The Firm’s ICARA is reviewed and approved by the Governing Body at least annually, or more often as deemed appropriate.
As a SNI firm, MG UK is required to maintain an amount that is the higher of the:
- Permanent minimum capital requirement (PMR); and
- Fixed overheads requirement (FOR), which is an amount equal to three months of the firm’s relevant expenditure.
For more information regarding the Firm’s own funds please contact: email@example.com.
Concentration risk is the risk associated with the firm’s exposure to sectoral, geographic and entity or obligor concentrations. The Firm’s appetite for concentration risk is low.
For more information regarding the Firm’s strategies and processes for managing concentration risk, please contact: firstname.lastname@example.org.
Liquidity risk is the risk of the Firm failing to meet its short-term liabilities as they fall due. The Firm’s appetite for liquidity risk is low.
The Firm is required to hold an amount of liquid assets equal to one third of its Fixed Overhead Requirement. This is the basic liquid asset requirement and is made up of approved liquid assets, which include, cash, units or shares in short-term regulated money market funds and short-term deposits at UK credit institutions.
The Firm is required to comply with the MiFIDPRU Remuneration Code under IFPR, which aims to ensure that the Firm has risk-focused remuneration policies that promote sound and effective risk management and do not expose the Firm or its clients to excessive risk.

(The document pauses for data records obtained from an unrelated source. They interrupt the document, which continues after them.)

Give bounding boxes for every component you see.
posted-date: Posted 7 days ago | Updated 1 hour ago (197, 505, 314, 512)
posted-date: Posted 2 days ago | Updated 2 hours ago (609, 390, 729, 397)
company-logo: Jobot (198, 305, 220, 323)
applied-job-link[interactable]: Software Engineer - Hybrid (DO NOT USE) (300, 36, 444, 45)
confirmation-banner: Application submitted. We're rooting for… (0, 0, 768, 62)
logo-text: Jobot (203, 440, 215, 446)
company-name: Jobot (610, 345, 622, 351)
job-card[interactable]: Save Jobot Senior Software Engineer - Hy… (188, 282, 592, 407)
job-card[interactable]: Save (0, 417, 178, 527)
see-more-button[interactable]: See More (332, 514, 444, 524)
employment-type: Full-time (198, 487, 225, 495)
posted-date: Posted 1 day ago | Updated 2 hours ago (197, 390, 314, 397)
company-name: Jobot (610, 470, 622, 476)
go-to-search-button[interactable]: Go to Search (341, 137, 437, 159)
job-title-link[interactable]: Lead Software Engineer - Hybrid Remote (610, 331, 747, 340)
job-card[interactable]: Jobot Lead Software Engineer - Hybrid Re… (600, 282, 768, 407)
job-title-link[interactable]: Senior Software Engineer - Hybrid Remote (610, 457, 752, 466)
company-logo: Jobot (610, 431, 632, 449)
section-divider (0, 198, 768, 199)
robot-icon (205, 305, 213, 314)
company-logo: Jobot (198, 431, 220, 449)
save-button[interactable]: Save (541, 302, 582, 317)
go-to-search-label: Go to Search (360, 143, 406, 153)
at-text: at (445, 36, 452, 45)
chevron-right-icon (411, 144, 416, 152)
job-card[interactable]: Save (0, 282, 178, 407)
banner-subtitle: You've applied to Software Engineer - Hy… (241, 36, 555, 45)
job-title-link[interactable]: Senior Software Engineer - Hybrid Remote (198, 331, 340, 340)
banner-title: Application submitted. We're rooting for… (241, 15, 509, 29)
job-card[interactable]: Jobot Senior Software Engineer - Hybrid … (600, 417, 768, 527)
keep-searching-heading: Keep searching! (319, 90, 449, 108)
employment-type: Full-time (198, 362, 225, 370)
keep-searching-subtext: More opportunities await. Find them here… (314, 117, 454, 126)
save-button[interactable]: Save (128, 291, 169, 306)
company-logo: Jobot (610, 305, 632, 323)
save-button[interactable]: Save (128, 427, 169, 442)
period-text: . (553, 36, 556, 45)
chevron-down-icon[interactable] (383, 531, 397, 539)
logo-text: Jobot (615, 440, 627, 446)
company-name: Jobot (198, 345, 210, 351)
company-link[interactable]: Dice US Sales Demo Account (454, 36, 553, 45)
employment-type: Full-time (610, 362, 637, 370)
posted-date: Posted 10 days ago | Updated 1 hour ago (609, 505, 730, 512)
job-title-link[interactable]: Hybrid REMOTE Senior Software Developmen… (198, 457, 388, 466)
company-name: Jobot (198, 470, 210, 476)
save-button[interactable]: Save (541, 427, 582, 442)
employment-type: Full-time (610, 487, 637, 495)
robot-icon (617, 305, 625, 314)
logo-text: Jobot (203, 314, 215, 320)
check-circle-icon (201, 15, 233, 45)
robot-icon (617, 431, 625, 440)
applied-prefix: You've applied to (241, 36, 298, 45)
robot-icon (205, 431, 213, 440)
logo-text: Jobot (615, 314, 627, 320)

MG UK’s approach and objectives
MG UK formulated its remuneration policies and practices with reference to the guidance set out by the FCA. Via these policies and practices, the Firm considers the appropriate balance between fixed and variable remuneration as well as the constraints in place to avoid a conflict of interest between staff incentives and the best interests of MG UK’s clients.
The objectives of the Firm’s financial incentives are to:
- promote sound and effective risk management in the long-term interests of the Firm and its customers;
- limit risk-taking and avoid conflicts of interest
- ensure alignment between risk and individual reward
- supporting positive behaviours and healthy firm culture
- encourage responsible business conduct
- discourage behaviour that can lead to misconduct and poor customer outcomes
- align employee’s interests with the firm’s long-term strategy and objectives
- be gender neutral, in line with the Equality Act 2010.
Governance and decision-making procedures
The Governing Body is responsible for oversight and implementation of the Firm’s remuneration policy as well as compliance with the MiFIDPRU Remuneration Code. This includes oversight of the performance management process and the approval of variable remuneration awarded to individuals. The Governing Body works to ensure that the variable remuneration at the Firm does not affect the Firm’s ability to maintain a sound capital base.
The Firm assesses staff members via an ongoing and rigorous performance management process. The annual performance assessment outcome is used by the Governing Body as a contributing factor in the determination of remuneration.
Key characteristics of remuneration policies and practices
All staff receive fixed remuneration in form of a base salary; and all are considered for discretionary variable remuneration in form of a bonus where eligible.
The Firm reviews the base salary of all staff members on an annual basis by considering factors such as market information and individual performance.
All bonuses are discretionary and are dependent on the firm’s overall financial result to ensure a sound capital base.